The relationship between the redox activity and electrochemical stability of solid electrolytes for solid-state batteries

TL;DR

This paper investigates the redox activity and stability of solid electrolytes in solid-state batteries, revealing that indirect decomposition pathways extend their stability window and influence battery cycling performance.

Contribution

It uncovers that solid electrolyte decomposition occurs via (de)lithiated states, explaining stability and redox activity, guiding future material and interface design.

Findings

Decomposition pathways are indirect, involving (de)lithiated states.

Electrochemical stability window is larger than predicted.

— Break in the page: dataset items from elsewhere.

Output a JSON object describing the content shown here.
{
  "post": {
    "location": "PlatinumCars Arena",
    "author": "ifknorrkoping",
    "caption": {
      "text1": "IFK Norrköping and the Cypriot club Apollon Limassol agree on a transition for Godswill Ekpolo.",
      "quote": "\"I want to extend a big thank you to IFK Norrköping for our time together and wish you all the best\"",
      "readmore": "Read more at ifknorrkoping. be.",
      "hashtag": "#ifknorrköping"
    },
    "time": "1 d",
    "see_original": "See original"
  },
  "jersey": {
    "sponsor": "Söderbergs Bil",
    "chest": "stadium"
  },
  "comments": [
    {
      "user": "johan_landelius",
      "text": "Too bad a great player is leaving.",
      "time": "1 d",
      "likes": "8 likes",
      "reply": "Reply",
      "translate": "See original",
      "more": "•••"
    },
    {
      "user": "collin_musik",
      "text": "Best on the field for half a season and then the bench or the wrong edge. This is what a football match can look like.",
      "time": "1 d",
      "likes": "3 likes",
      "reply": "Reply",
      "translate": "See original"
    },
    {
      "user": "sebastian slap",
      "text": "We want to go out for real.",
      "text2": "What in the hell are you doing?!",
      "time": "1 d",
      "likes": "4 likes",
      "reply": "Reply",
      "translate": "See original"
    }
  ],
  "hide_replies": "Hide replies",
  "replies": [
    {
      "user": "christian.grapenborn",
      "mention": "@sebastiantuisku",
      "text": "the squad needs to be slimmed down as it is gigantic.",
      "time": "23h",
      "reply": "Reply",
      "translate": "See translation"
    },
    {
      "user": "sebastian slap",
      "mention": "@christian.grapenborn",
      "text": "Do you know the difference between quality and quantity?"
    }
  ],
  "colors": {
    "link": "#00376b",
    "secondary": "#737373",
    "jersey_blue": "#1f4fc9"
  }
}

Metastable phases contribute to reversible capacity.

Abstract

All-solid-state Li-ion batteries promise safer electrochemical energy storage with larger volumetric and gravimetric energy densities. A major concern is the limited electrochemical stability of solid electrolytes and related detrimental electrochemical reactions, especially because of our restricted understanding. Here we demonstrate for the argyrodite, garnet and NASICON type solid electrolytes, that the favourable decomposition pathway is indirect rather than direct, via (de)lithiated states of the solid electrolyte, into the thermodynamically stable decomposition products. The consequence is that the electrochemical stability window of the solid electrolyte is significantly larger than predicted for direct decomposition, rationalizing the observed stability window. The observed argyrodite metastable (de)lithiated solid electrolyte phases contribute to the (ir)reversible cycling capacity of all-solid-state batteries, in addition to the contribution of the decomposition products, comprehensively explaining solid electrolyte redox activity. The fundamental nature of the proposed mechanism suggests this is a key aspect for solid electrolytes in general, guiding interface and material design for all-solid-state batteries.